L’industrie de l’automobile peut-elle basculer plus rapidement vers la fabrication de véhicules moins polluants ? Quelques leviers peuvent être actionnés pour accélérer la mise sur le marché de voitures émettant moins de CO2 : cela va des aides fiscales pour les particuliers aux dispositifs plus contraignants comme la vignette Crit’Air, en passant par la hausse du prix du carburant classique.
Mais il existe aussi des actions à faire au niveau de l’industrie elle-même, qui sont dès lors moins centrées sur le client. L’une d’elles consiste à libérer en avance des brevets pour que d’autres entreprises puissent aussi en profiter, et cela sans avoir à payer la moindre redevance à celui ou celle qui en a la possession. C’est typiquement ce que propose Toyota, l’un des leaders dans le segment des voitures hybrides.
Toyota ouvre son portefeuille de brevets
Le 3 avril dernier, le constructeur japonais a annoncé la prochaine mise à disposition d’un vaste portefeuille de brevets pour lesquels aucun paiement ne sera réclamé. Un concurrent de Toyota pourra donc exploiter gratuitement les méthodes et les technologies décrites dans ces titres de propriété industrielle sans craindre quoi que ce soit. Ce sont pas moins de 23 740 brevets qui sont concernés.
Ces titres de propriété industrielle couvrent pas moins de vingt ans de recherche dans le domaine de l’électrification des véhicules, explique Toyota. En outre, certains brevets sont très récents, puisqu’ils sont en cours d’examen auprès des autorités compétentes. « La période d’octroi commencera immédiatement et durera jusqu’à la fin de 2030 », est-il ajouté.
Assistance technique payante
À cette libération s’ajoute l’annonce de la mise en place d’une assistance technique ad hoc, payant cette fois, pour les autres constructeurs automobiles qui utilisent le savoir-faire de Toyota pour s’engager plus en avant dans le marché de l’électrique, que ce soit au niveau de la motorisation, de la batterie, de l’unité de commande de puissance ou de l’unité de commande électronique, etc.

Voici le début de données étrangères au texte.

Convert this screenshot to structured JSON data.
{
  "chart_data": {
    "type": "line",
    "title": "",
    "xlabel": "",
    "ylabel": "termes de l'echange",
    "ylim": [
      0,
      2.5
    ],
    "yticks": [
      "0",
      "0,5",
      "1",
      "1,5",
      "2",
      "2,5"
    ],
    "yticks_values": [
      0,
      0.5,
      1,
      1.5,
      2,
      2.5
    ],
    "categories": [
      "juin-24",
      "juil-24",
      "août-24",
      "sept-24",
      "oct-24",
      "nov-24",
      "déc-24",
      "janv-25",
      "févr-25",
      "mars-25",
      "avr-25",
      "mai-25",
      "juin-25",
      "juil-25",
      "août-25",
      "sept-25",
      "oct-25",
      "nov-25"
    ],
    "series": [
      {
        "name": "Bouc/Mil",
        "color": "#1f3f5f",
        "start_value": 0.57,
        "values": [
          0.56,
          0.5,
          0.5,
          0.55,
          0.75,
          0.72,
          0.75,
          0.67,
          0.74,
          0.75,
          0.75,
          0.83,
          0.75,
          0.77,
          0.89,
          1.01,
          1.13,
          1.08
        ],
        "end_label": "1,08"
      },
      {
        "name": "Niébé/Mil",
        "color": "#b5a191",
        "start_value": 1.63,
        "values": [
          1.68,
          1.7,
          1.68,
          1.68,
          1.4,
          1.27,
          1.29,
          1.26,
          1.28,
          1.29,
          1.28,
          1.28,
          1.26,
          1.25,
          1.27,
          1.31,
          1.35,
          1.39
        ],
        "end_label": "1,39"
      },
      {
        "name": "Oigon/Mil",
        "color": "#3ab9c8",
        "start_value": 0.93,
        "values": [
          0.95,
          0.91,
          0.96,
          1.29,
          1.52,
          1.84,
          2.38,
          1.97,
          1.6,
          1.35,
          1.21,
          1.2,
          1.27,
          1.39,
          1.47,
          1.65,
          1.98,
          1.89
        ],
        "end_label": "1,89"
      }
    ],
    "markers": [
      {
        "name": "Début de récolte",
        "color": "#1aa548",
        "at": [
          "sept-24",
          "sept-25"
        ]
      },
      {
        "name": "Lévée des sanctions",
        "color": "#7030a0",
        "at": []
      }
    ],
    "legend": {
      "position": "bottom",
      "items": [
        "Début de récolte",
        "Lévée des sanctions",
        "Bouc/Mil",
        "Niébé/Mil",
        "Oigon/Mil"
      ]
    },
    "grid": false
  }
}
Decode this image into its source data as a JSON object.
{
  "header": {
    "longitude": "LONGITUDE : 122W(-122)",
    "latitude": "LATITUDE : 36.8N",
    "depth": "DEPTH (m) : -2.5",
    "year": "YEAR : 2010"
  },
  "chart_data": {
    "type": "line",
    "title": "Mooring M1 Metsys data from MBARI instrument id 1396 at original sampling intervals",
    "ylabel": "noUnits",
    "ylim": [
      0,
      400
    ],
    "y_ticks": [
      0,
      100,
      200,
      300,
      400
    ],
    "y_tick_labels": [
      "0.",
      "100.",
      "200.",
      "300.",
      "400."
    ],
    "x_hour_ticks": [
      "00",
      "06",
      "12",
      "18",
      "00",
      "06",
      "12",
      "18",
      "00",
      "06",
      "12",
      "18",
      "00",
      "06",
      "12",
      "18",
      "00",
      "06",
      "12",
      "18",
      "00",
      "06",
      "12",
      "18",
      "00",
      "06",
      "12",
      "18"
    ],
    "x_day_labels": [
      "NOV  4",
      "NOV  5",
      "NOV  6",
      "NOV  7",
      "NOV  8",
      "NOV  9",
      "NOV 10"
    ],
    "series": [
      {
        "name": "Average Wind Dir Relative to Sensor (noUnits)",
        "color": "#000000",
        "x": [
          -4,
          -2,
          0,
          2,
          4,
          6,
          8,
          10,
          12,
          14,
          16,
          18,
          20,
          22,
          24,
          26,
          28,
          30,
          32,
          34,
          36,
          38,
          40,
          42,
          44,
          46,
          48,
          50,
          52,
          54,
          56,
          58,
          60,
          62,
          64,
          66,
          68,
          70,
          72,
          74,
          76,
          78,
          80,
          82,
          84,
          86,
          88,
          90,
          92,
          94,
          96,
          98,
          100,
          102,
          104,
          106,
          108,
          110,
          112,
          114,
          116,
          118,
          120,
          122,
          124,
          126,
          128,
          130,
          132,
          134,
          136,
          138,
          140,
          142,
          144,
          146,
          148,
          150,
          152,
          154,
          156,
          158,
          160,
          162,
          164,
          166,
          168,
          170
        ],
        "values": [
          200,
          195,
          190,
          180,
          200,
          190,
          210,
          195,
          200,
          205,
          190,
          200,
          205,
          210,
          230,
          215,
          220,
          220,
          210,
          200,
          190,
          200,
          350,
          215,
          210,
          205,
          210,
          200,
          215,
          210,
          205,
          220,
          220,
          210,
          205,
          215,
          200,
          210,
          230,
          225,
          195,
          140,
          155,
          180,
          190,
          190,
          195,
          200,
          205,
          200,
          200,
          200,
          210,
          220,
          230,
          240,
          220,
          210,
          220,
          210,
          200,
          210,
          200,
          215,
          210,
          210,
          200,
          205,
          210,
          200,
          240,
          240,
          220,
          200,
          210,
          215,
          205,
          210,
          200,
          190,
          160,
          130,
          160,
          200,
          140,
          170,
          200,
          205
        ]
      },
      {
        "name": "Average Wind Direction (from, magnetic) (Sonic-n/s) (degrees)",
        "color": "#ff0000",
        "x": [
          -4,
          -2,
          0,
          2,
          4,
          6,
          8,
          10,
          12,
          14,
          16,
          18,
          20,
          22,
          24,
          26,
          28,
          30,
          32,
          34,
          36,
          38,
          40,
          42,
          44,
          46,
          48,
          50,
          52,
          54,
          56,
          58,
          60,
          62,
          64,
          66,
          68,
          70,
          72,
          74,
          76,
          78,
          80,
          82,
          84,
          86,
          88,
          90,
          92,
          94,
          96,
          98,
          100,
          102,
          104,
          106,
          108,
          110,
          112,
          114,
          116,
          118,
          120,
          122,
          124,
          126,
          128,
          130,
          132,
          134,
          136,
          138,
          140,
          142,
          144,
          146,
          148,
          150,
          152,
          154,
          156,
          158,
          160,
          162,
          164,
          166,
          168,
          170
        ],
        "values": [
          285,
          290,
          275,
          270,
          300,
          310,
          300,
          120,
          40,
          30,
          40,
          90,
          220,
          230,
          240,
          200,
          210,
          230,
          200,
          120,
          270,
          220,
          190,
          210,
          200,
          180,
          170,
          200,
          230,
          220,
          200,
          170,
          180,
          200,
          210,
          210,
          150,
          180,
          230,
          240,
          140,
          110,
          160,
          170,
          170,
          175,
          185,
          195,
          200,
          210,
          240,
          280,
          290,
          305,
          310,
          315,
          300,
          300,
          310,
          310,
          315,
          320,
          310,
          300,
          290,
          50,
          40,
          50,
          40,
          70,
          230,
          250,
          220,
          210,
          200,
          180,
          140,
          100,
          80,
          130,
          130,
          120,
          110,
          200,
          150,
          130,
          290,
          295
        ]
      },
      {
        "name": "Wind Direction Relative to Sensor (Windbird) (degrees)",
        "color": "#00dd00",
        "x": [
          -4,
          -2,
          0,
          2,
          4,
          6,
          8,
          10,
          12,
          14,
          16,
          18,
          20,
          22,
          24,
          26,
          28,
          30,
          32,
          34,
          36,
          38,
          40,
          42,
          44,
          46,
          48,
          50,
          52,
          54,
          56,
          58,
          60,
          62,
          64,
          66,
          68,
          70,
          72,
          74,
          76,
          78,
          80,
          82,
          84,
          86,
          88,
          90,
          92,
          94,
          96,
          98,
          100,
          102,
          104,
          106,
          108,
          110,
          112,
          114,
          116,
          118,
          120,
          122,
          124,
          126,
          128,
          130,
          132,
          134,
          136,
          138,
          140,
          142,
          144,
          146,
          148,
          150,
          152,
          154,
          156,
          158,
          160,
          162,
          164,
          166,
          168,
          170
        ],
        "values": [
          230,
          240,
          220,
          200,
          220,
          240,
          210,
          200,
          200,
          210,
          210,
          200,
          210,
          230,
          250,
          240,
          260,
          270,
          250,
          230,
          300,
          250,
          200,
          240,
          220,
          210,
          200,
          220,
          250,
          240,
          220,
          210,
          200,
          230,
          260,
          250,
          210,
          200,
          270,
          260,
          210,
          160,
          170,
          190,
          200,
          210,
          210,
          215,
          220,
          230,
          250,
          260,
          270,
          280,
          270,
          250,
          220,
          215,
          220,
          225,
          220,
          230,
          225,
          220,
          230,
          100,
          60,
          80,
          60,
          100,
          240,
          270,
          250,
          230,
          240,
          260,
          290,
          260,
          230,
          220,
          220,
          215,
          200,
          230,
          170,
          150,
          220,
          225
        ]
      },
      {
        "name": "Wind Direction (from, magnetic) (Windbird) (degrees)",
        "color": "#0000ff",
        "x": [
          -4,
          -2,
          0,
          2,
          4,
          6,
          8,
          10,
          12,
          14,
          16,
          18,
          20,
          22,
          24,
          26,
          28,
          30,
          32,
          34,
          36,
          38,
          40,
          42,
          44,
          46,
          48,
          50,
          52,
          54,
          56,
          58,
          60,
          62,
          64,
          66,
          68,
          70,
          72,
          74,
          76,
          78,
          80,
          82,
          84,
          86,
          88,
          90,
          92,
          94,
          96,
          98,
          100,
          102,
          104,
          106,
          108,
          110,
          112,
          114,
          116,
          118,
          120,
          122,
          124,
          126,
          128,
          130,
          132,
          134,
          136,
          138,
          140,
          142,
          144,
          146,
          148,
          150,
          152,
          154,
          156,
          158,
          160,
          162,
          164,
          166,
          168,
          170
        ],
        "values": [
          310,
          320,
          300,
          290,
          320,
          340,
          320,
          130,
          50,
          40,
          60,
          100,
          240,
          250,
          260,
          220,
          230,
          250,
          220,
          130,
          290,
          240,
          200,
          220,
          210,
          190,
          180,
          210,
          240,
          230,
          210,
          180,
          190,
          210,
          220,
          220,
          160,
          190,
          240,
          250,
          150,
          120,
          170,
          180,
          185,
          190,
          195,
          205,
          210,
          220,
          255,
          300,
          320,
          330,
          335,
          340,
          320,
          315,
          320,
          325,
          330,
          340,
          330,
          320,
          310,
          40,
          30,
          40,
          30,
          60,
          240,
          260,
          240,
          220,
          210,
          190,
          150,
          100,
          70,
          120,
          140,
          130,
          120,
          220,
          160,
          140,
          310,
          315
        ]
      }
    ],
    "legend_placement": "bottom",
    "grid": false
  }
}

Commentant son ouverture au reste de l’industrie, Toyota déclare « qu’il s’agit de technologies fondamentales qui peuvent être appliquées à la conception de divers types de véhicules électrifiés, y compris les automobiles hybrides électriques, les véhicules électriques hybrides rechargeables (PHEV) et les véhicules électriques à pile à combustible (FCEV) ».
Bataille sur le type de motorisation
Il est à noter que ce plan n’est pas le premier du genre, que ce soit de la part de Toyota ou même dans l’industrie automobile. L’industriel nippon a commencé dès 2015 à partager ses brevets. Quant à la concurrence, on peut citer le cas de Tesla, qui dès 2014 a renoncé à l’exclusivité de ses droits sur son portefeuille de brevets. D’autres ont suivi cette trajectoire, à l’image de Ford.
L’opération annoncée par Toyota n’est sans doute pas tout à fait étrangère à ses positions affirmées contre le tout-électrique dans l’automobile.
Plusieurs signes montrent en effet l’hostilité du constructeur aux voitures complètement électriques : sa publicité en faveur de l’hybride, ses déclarations affirmant que l’hybride est meilleure que le tout-électrique ou sa prédiction qu’il n’y a pas vraiment de croissance à espérer dans ce segment — en tout cas pour Toyota et une bonne partie de l’industrie dite traditionnelle.
Dans cette bataille sur les futurs moyens de propulsion des voitures, Toyota a donc intérêt à ce que les véhicules hybrides deviennent majoritaires.
Aussi, pour mettre toutes les chances de son côté, il vaut donc mieux mettre à disposition sa technologie, au lieu de la conserver jalousement, au risque de voir la concurrence basculer sur le tout électrique, ce qui pourrait l’obliger ensuite à s’y mettre aussi pour suivre la tendance du marché. Car dans le domaine de l’hybride, Toyota a une avance non négligeable qu’il serait dommageable de perdre.
En outre, cette ouverture présente un autre atout : elle peut placer un certain nombre d’autres acteurs dans une relative dépendance au savoir-faire de Toyota. En effet, même si l’accès aux brevets est libre, l’industriel prévoit toutefois un support payant pour aider ses partenaires tiers à bien intégrer ses technologies. Pour espérer garder et accroître son contrôle, Toyota doit donc lâcher un peu de lest.